Yes, I can relate. It's all I think about. It's been like this for four months and I don't know how I haven't actually gone insane. I've had some weird moments though.

Not sure how much longer it goes on. I'm disappointed because this weekend I had literally nothing going on and I really wanted to go to the gun store and buy a gun. I thought about it a lot. I tried watching videos of people demoing the guy I wanted, and I also watched videos of people dying by handguns. It's stupid, but I'm hoping to desensitize myself. I had all day Saturday. I did nothing that day just laid in bed. Kept watching the clock thinking I had plenty of time since they were open till nine. Then today I went to it. I was there in way plenty of time, but I couldn't go in. I went to a parking lot nearby and just sat there for about two hours.
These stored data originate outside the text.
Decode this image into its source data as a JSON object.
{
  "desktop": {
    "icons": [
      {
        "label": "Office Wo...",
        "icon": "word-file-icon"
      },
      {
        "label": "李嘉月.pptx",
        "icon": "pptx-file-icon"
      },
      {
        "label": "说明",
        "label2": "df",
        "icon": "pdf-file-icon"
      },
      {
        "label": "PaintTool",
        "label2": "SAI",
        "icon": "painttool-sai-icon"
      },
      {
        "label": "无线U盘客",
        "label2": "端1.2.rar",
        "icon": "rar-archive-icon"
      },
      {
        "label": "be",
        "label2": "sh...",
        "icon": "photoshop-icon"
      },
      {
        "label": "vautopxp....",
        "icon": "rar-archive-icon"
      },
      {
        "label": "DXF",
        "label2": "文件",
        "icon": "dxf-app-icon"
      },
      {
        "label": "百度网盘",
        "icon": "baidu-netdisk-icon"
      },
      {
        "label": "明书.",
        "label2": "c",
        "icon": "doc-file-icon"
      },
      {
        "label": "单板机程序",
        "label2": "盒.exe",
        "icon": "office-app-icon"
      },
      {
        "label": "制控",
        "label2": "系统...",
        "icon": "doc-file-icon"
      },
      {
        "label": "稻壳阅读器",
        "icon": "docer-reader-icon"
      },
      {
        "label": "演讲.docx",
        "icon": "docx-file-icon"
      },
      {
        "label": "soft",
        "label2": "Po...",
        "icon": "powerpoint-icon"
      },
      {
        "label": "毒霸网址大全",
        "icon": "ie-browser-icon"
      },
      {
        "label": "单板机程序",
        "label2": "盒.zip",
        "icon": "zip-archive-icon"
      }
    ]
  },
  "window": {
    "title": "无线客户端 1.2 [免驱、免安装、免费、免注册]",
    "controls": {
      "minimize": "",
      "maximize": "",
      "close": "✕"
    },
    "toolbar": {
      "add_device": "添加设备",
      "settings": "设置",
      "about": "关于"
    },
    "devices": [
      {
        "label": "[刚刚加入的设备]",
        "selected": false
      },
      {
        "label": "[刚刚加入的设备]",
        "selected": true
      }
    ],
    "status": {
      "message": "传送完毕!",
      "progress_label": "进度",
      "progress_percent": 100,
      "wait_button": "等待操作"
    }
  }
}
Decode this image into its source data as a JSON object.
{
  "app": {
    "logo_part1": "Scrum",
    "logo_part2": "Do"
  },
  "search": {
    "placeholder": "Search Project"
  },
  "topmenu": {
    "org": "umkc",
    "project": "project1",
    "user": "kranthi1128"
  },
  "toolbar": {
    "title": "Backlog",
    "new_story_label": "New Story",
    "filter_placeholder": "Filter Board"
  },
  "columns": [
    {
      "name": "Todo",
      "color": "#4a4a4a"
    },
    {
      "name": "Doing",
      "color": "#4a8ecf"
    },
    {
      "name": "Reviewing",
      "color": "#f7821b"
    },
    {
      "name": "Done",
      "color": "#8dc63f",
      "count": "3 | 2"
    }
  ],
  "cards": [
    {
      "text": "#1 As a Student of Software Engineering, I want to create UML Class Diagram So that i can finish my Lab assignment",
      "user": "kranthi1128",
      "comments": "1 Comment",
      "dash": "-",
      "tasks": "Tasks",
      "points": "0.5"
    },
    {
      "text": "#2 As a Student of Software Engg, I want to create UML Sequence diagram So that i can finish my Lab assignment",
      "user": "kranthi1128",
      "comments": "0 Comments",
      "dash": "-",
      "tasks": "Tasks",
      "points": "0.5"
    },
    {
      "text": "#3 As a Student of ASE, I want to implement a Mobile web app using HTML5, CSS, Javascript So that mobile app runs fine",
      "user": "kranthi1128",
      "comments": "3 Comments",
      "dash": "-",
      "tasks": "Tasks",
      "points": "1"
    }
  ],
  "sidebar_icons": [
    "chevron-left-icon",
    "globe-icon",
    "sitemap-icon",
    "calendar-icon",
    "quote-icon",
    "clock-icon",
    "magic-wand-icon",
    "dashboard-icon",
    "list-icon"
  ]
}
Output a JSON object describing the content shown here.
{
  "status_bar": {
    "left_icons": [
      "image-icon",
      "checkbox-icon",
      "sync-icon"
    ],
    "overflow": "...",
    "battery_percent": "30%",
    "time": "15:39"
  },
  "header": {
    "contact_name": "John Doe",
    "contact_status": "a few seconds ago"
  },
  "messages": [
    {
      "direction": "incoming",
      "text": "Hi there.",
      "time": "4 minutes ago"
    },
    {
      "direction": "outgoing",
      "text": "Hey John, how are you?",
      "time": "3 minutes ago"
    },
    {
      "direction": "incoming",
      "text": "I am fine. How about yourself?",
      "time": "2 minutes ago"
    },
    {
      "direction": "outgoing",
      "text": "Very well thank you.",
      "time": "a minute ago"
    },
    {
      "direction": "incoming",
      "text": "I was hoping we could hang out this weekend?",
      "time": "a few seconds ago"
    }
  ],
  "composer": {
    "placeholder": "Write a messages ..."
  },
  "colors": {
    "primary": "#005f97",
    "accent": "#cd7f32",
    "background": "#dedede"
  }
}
It's so cold and I had to keep turning the car on to warm up. My stomach was so sick I guess from nerves then I would drive past the building and keep going. Same cycle find someplace to park. Try to think about going in. And then I didn't.
I've talked on here quite a bit about how I'm here because my company was sold and this has happened to me so many times and I don't know how to come back from it again. I'm still there for the transition, which is torturous. I've already let many of my friends go. This weekend, one more resigned. So it's only gotten worse in this weekend where I really thought I was going to buy the weapon that would end me. It has to happen eventually and I wish I would stop delaying it cause all it does is give me more days of misery.
One thing I've never understood with humans is torture. I don't understand other things too of course but torture is just so inherently cruel. Why one human would choose to torture another is just beyond me. But now I'm tortured. Every day is torture. It's not even a person doing it. It's just my existence because of this mistakes I made. I hate it. Sorry for the mini rant, but you are not alone.